09.02.2019 06:00 |

Clemens J. Setz

Neue Erzählungen vom Grazer Literaturstar

Die fantastischen Abgründe des Alltags lotet der Grazer Literaturstar Clemens J. Setz seit seinem Debüt im Jahr 2007 mit Konsequenz und faszinierender Vielfältigkeit aus. Nach dem Mammut-Roman „Die Stunde zwischen Frau und Gitarre“ und dem Interview-Experiment „Bot“ legt er nun mit „Der Trost runder Dinge“ einen neuen Erzählband mit Suchtfaktor vor.

Wer sich einmal in die Erzählwelten von Clemens J. Setz verliebt hat, der kommt kaum noch davon los. Kein anderer aktueller deutschsprachiger Autor versteht es derart geschickt, die Grenze zwischen den banalen Realitäten des Alltags und der skurrilen Welt der Fantastik zu verwischen. So auch in seinem neuen Erzählband „Der Trost runder Dinge“.
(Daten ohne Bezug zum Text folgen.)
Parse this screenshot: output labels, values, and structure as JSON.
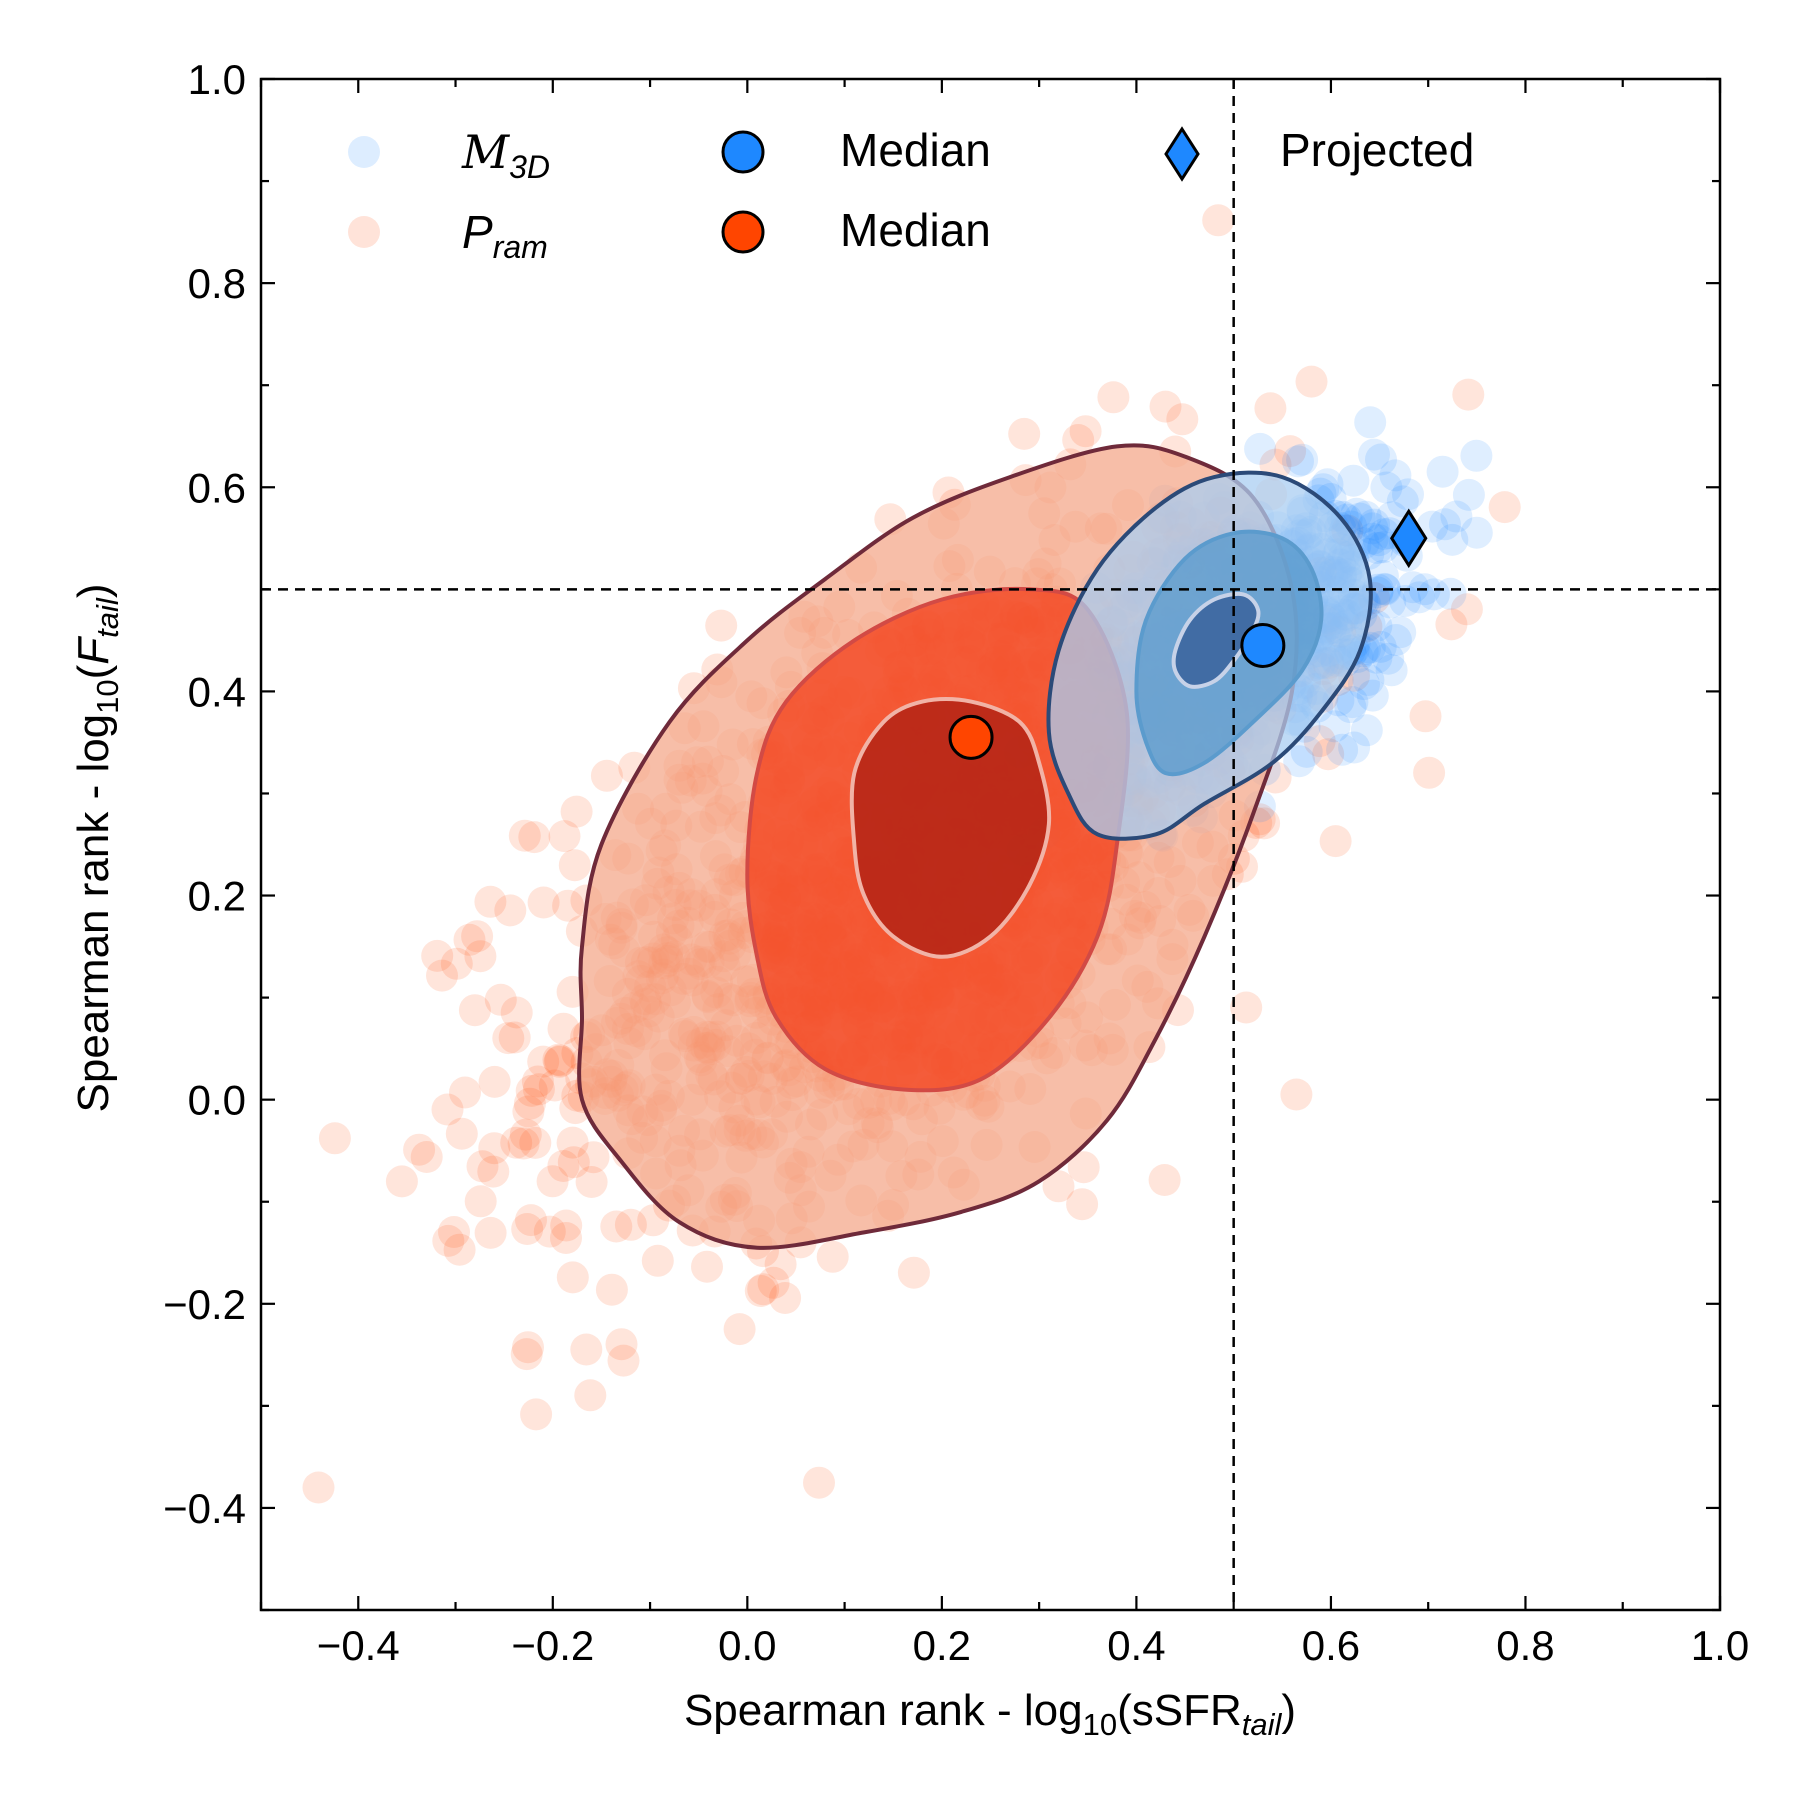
{
  "chart_data": {
    "type": "scatter",
    "xlabel": {
      "main": "Spearman rank - log",
      "sub": "10",
      "paren_open": "(sSFR",
      "italic_sub": "tail",
      "paren_close": ")"
    },
    "ylabel": {
      "main": "Spearman rank - log",
      "sub": "10",
      "paren_open": "(",
      "italic_var": "F",
      "italic_sub": "tail",
      "paren_close": ")"
    },
    "xlim": [
      -0.5,
      1.0
    ],
    "ylim": [
      -0.5,
      1.0
    ],
    "xticks": [
      -0.4,
      -0.2,
      0.0,
      0.2,
      0.4,
      0.6,
      0.8,
      1.0
    ],
    "yticks": [
      -0.4,
      -0.2,
      0.0,
      0.2,
      0.4,
      0.6,
      0.8,
      1.0
    ],
    "xtick_labels": [
      "−0.4",
      "−0.2",
      "0.0",
      "0.2",
      "0.4",
      "0.6",
      "0.8",
      "1.0"
    ],
    "ytick_labels": [
      "−0.4",
      "−0.2",
      "0.0",
      "0.2",
      "0.4",
      "0.6",
      "0.8",
      "1.0"
    ],
    "reference_lines": {
      "x": 0.5,
      "y": 0.5,
      "style": "dashed"
    },
    "series": [
      {
        "name": "M3D",
        "legend_label": "M",
        "legend_sub": "3D",
        "color": "#1e88ff",
        "cloud": {
          "center": [
            0.52,
            0.46
          ],
          "spread": [
            0.08,
            0.07
          ],
          "correlation": 0.5,
          "count": 700
        },
        "median": [
          0.53,
          0.445
        ],
        "median_label": "Median",
        "contours": [
          {
            "level": "outer",
            "fill": "#a9cdf2",
            "stroke": "#2b4a78",
            "points": [
              [
                0.32,
                0.44
              ],
              [
                0.36,
                0.52
              ],
              [
                0.42,
                0.58
              ],
              [
                0.48,
                0.61
              ],
              [
                0.55,
                0.61
              ],
              [
                0.61,
                0.57
              ],
              [
                0.64,
                0.51
              ],
              [
                0.63,
                0.44
              ],
              [
                0.59,
                0.38
              ],
              [
                0.54,
                0.33
              ],
              [
                0.47,
                0.29
              ],
              [
                0.42,
                0.26
              ],
              [
                0.36,
                0.26
              ],
              [
                0.33,
                0.3
              ],
              [
                0.31,
                0.36
              ]
            ]
          },
          {
            "level": "middle",
            "fill": "#5b9bcd",
            "stroke": "#5b9bcd",
            "points": [
              [
                0.4,
                0.4
              ],
              [
                0.41,
                0.47
              ],
              [
                0.45,
                0.53
              ],
              [
                0.5,
                0.555
              ],
              [
                0.55,
                0.55
              ],
              [
                0.58,
                0.52
              ],
              [
                0.59,
                0.47
              ],
              [
                0.57,
                0.42
              ],
              [
                0.52,
                0.37
              ],
              [
                0.47,
                0.33
              ],
              [
                0.43,
                0.32
              ],
              [
                0.41,
                0.35
              ]
            ]
          },
          {
            "level": "inner",
            "fill": "#3a639c",
            "stroke": "#c7d2e8",
            "points": [
              [
                0.44,
                0.44
              ],
              [
                0.455,
                0.47
              ],
              [
                0.48,
                0.49
              ],
              [
                0.51,
                0.495
              ],
              [
                0.525,
                0.48
              ],
              [
                0.52,
                0.46
              ],
              [
                0.5,
                0.43
              ],
              [
                0.48,
                0.41
              ],
              [
                0.455,
                0.405
              ],
              [
                0.44,
                0.42
              ]
            ]
          }
        ]
      },
      {
        "name": "Pram",
        "legend_label": "P",
        "legend_sub": "ram",
        "color": "#ff4500",
        "cloud": {
          "center": [
            0.17,
            0.22
          ],
          "spread": [
            0.19,
            0.17
          ],
          "correlation": 0.55,
          "count": 1500
        },
        "median": [
          0.23,
          0.355
        ],
        "median_label": "Median",
        "contours": [
          {
            "level": "outer",
            "fill": "#f4a88b",
            "stroke": "#6f2a3a",
            "points": [
              [
                -0.17,
                0.15
              ],
              [
                -0.15,
                0.25
              ],
              [
                -0.08,
                0.37
              ],
              [
                0.0,
                0.45
              ],
              [
                0.08,
                0.51
              ],
              [
                0.17,
                0.57
              ],
              [
                0.27,
                0.61
              ],
              [
                0.38,
                0.64
              ],
              [
                0.45,
                0.63
              ],
              [
                0.52,
                0.59
              ],
              [
                0.56,
                0.5
              ],
              [
                0.56,
                0.4
              ],
              [
                0.52,
                0.28
              ],
              [
                0.47,
                0.16
              ],
              [
                0.42,
                0.06
              ],
              [
                0.37,
                -0.02
              ],
              [
                0.3,
                -0.08
              ],
              [
                0.22,
                -0.11
              ],
              [
                0.12,
                -0.13
              ],
              [
                0.01,
                -0.145
              ],
              [
                -0.07,
                -0.12
              ],
              [
                -0.13,
                -0.06
              ],
              [
                -0.17,
                0.0
              ],
              [
                -0.17,
                0.08
              ]
            ]
          },
          {
            "level": "middle",
            "fill": "#f2431e",
            "stroke": "#d24a45",
            "points": [
              [
                0.0,
                0.22
              ],
              [
                0.01,
                0.32
              ],
              [
                0.04,
                0.39
              ],
              [
                0.11,
                0.45
              ],
              [
                0.2,
                0.49
              ],
              [
                0.29,
                0.5
              ],
              [
                0.35,
                0.48
              ],
              [
                0.39,
                0.38
              ],
              [
                0.38,
                0.25
              ],
              [
                0.36,
                0.16
              ],
              [
                0.31,
                0.08
              ],
              [
                0.24,
                0.02
              ],
              [
                0.16,
                0.01
              ],
              [
                0.08,
                0.03
              ],
              [
                0.03,
                0.08
              ],
              [
                0.01,
                0.14
              ]
            ]
          },
          {
            "level": "inner",
            "fill": "#b32315",
            "stroke": "#f1b3a6",
            "points": [
              [
                0.11,
                0.25
              ],
              [
                0.11,
                0.32
              ],
              [
                0.14,
                0.37
              ],
              [
                0.18,
                0.39
              ],
              [
                0.23,
                0.39
              ],
              [
                0.28,
                0.37
              ],
              [
                0.3,
                0.33
              ],
              [
                0.31,
                0.27
              ],
              [
                0.29,
                0.21
              ],
              [
                0.25,
                0.16
              ],
              [
                0.2,
                0.14
              ],
              [
                0.15,
                0.16
              ],
              [
                0.12,
                0.2
              ]
            ]
          }
        ]
      }
    ],
    "projected": {
      "label": "Projected",
      "x": 0.68,
      "y": 0.55,
      "color": "#1e88ff",
      "marker": "diamond"
    }
  }
}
Der Mensch ist auch nur ein Ding
Schon der Titel ist ein Spiel mit einer Eigenheit der Setz’schen Prosa: Denn mit der Trennung von Mensch und Ding nimmt es der Grazer nicht so eng: Die Beziehung zu einem Getränkeautomaten kann sich bei ihm genauso real anfühlen, wie jene zu einer Frau. Dafür agieren Menschen bei ihm mitunter so gefühllos wie Maschinen - etwa wenn eine Mutter in der Geschichte „Zauberer“ plant, vor den Augen ihres querschnittgelähmten Sohnes Sex mit einem Callboy zu haben.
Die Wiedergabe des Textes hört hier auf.